Madison described herself as a 25-year-old widow who was “rather popular.  Throngs of men would meet me, but I knew I had to marry again.”  Madison’s first husband, lawyer John Todd and their infant son died of yellow fever on the same day in 1793. An older son survived the epidemic. 

One of those pursuing her, Madison said, was Aaron Burr, whom she considered inappropriate because he had a wife and children in New York. Madison, 17 years older than Dolley, a four-term Congressman who was Secretary of State to Thomas Jefferson, also fancied the young widow. He  suggested Burr fill a diplomatic assignment in England. Within four months, James and Dolley Madison were married.

Dolley said she saw in Madison “a man whose star was rising.”  Before accepting him as a suitor, she said, she met with Martha Washington, who found him a good match. Madison also was one willing to treat her as an equal, including her in social events at the White House and talking to her of events in the new nation.

“Jefferson wanted only men to dinner and only men of the same political fraction,” she said of her role as hostess for Jefferson’s state dinners. “Housing in Philadelphia was dreadful. There was no theater, no taverns, no places of common meeting,” she said. At the time, the Madisons were living on Spruce Street in Philadelphia where, she said, “there was no established society.”

She began to make calls on other women, setting up dinner parties and Wednesday night “parlors.”

The Wednesday night event became known as a “squeeze," she said, where guests played cards and ate cake and ice cream.

 Jefferson, she said, had opened his presidential house to visitors only on July 4 and New Year’s Day, but when the Madisons moved into the new residence in Washington, they treated it like the house of the people.  “We wanted something that wasn’t palatial.  The season for society before I moved in was January to spring.
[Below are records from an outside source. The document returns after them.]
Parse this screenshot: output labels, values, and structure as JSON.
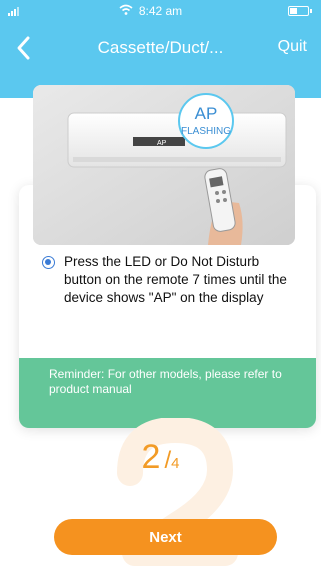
{
  "status_bar": {
    "time": "8:42 am"
  },
  "header": {
    "title": "Cassette/Duct/...",
    "quit_label": "Quit"
  },
  "illustration": {
    "bubble_line1": "AP",
    "bubble_line2": "FLASHING",
    "unit_display": "AP"
  },
  "instruction": {
    "selected": true,
    "text": "Press the LED or Do Not Disturb button on the remote 7 times until the device shows \"AP\" on the display"
  },
  "reminder": {
    "text": "Reminder: For other models, please refer to product manual"
  },
  "progress": {
    "current": "2",
    "separator": "/",
    "total": "4"
  },
  "footer": {
    "next_label": "Next"
  },
  "colors": {
    "header": "#5bc8ef",
    "accent": "#f5921f",
    "reminder": "#5cc394",
    "radio": "#3a7bd5"
  },
  "icons": [
    "signal-icon",
    "wifi-icon",
    "battery-icon",
    "back-chevron-icon",
    "radio-selected-icon"
  ]
}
I extended it to December.” 

Madison said she adopted the habit of wearing a plumed turban “so people would know exactly where I was.”

She also said she’d like people in Haddonfield to remember her as a “young girl running down the street to catch the mail coach.”
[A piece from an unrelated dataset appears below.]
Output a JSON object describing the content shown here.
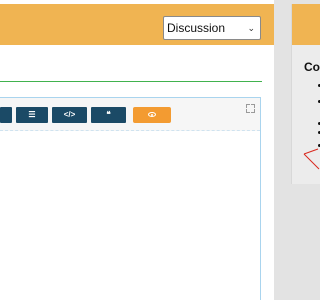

 The Indian King Tavern usually is open Saturdays from 10 a.m. to noon and 1 to 4 p.m.  Private tours can be arranged. The three-floor building, the first building purchased by the state as a historic site in 1903, was the host site for three meetings of the N.J. Legislature between January and September 1777.

 It was in the tavern and inn that legislatures adopted the Great Seal of the state and where New Jersey first was referred to as a state.